You know when you get a fit of the giggles and can’t stop laughing and how awkward that is? Well, imagine that when trying to move a virtual bowling ball down its virtual lane . . . Or worse flying a biplane with brainwaves that don’t want to co-operate so that the electric guitar in the audio goes boop . . . boop . . . boop as the biplane stops and starts, making the giggles you’re desperately trying to suppress burst out into raucous laughter that brings your trainer hurriedly to the mouse to point, click, stop the feedback screen.
She got me serious and restarted by asking me what my favourite colour is. I actually don’t know. I did before my brain injury. Everyone knew my favourite colours. But after the injury, my preferences began to change. And change again. And now I’m not sure.
That sobered me up.
I had bad bradycardia this week, down to 37 beats per minute, this after I had been congratulating myself on how strong my heart felt, no choking feelings or double back flips in my chest. Sigh. But my overall heart rate is dropping. I know, I know. Every time I think this, write it, it goes back up. But fingers crossed, it’s for real that my heart rate is now close to 100, no longer in the 120s or 130.

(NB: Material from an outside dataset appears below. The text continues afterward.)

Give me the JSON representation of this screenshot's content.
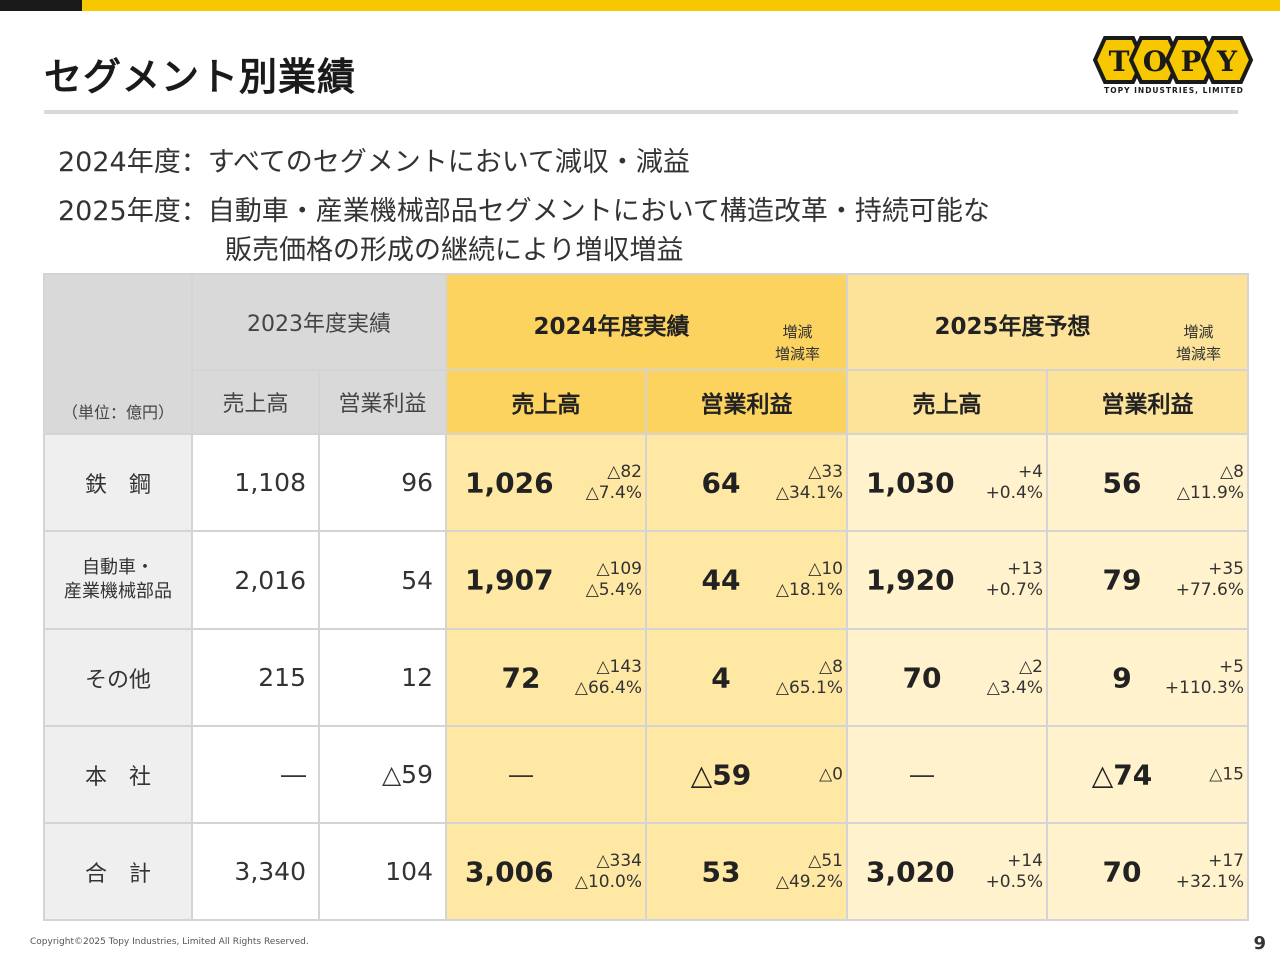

My last brain biofeedback screen is three sailboats in a race, each in their own neon-coloured virtual lane. My trainer admitted this week that she hates that screen too. But I have to use it cause, well, she’s the boss. Hah! Anyway, my sailboat representing the 13-16Hz brainwaves we want to enhance usually beats the wandering mind and negative thoughts boats.

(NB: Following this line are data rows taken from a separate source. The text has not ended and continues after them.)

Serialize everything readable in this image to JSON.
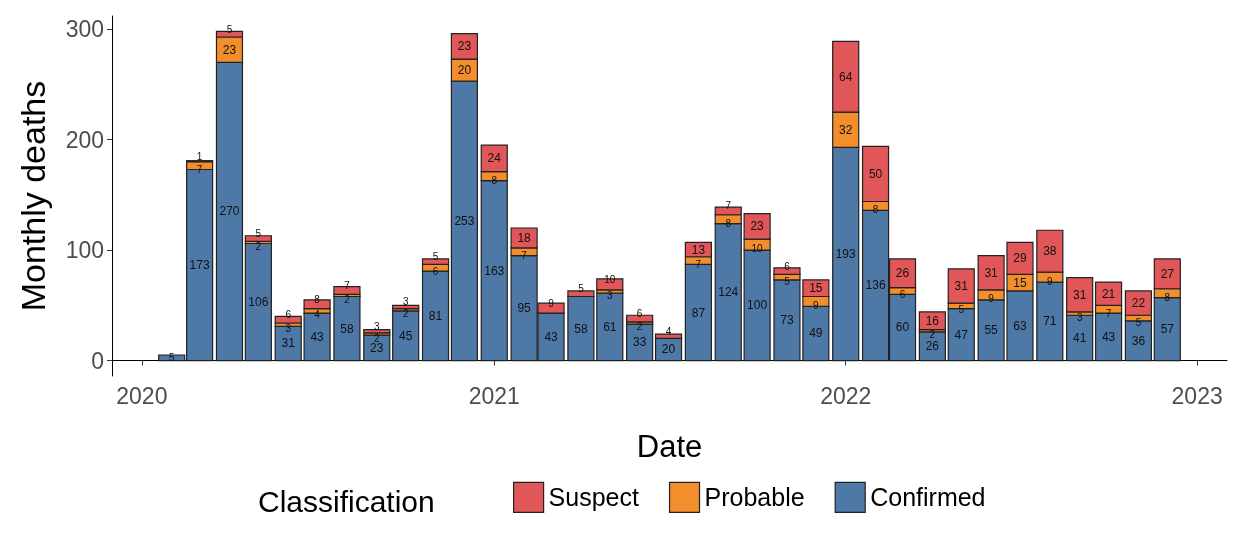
{
  "chart_data": {
    "type": "bar",
    "stacked": true,
    "xlabel": "Date",
    "ylabel": "Monthly deaths",
    "legend_title": "Classification",
    "legend": "bottom",
    "grid": false,
    "data_labels": true,
    "x": [
      "2020-02",
      "2020-03",
      "2020-04",
      "2020-05",
      "2020-06",
      "2020-07",
      "2020-08",
      "2020-09",
      "2020-10",
      "2020-11",
      "2020-12",
      "2021-01",
      "2021-02",
      "2021-03",
      "2021-04",
      "2021-05",
      "2021-06",
      "2021-07",
      "2021-08",
      "2021-09",
      "2021-10",
      "2021-11",
      "2021-12",
      "2022-01",
      "2022-02",
      "2022-03",
      "2022-04",
      "2022-05",
      "2022-06",
      "2022-07",
      "2022-08",
      "2022-09",
      "2022-10",
      "2022-11",
      "2022-12"
    ],
    "xlim": [
      "2019-12",
      "2023-02"
    ],
    "xticks": [
      "2020",
      "2021",
      "2022",
      "2023"
    ],
    "ylim": [
      -14,
      312
    ],
    "yticks": [
      0,
      100,
      200,
      300
    ],
    "series": [
      {
        "name": "Confirmed",
        "color": "#4e79a7",
        "values": [
          5,
          173,
          270,
          106,
          31,
          43,
          58,
          23,
          45,
          81,
          253,
          163,
          95,
          43,
          58,
          61,
          33,
          20,
          87,
          124,
          100,
          73,
          49,
          193,
          136,
          60,
          26,
          47,
          55,
          63,
          71,
          41,
          43,
          36,
          57
        ]
      },
      {
        "name": "Probable",
        "color": "#f28e2b",
        "values": [
          null,
          7,
          23,
          2,
          3,
          4,
          2,
          2,
          2,
          6,
          20,
          8,
          7,
          null,
          null,
          3,
          2,
          null,
          7,
          8,
          10,
          5,
          9,
          32,
          8,
          6,
          2,
          5,
          9,
          15,
          9,
          3,
          7,
          5,
          8
        ]
      },
      {
        "name": "Suspect",
        "color": "#e15759",
        "values": [
          null,
          1,
          5,
          5,
          6,
          8,
          7,
          3,
          3,
          5,
          23,
          24,
          18,
          9,
          5,
          10,
          6,
          4,
          13,
          7,
          23,
          6,
          15,
          64,
          50,
          26,
          16,
          31,
          31,
          29,
          38,
          31,
          21,
          22,
          27
        ]
      }
    ]
  }
}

The busy-brain boat zipped out of its dock and almost reached the end of the lane. It’s rare for any of the boats to do that with me — that boat’s not supposed to move or only a little bit because I’m supposed to be inhibiting it. Meanwhile, the delta-theta boat kept trying to sneak past me (me being 13-16)Hz.
Near the end of the three minutes of training, I almost lost to both boats but I got back ahead of delta-theta by a whisker. So not a total ignominious defeat. I’ve never lost before. Makes one pause.
In the end, probably because of that laughter, which I totally blame my trainer for, with her hilarity in our opening conversation, I left feeling good. Good!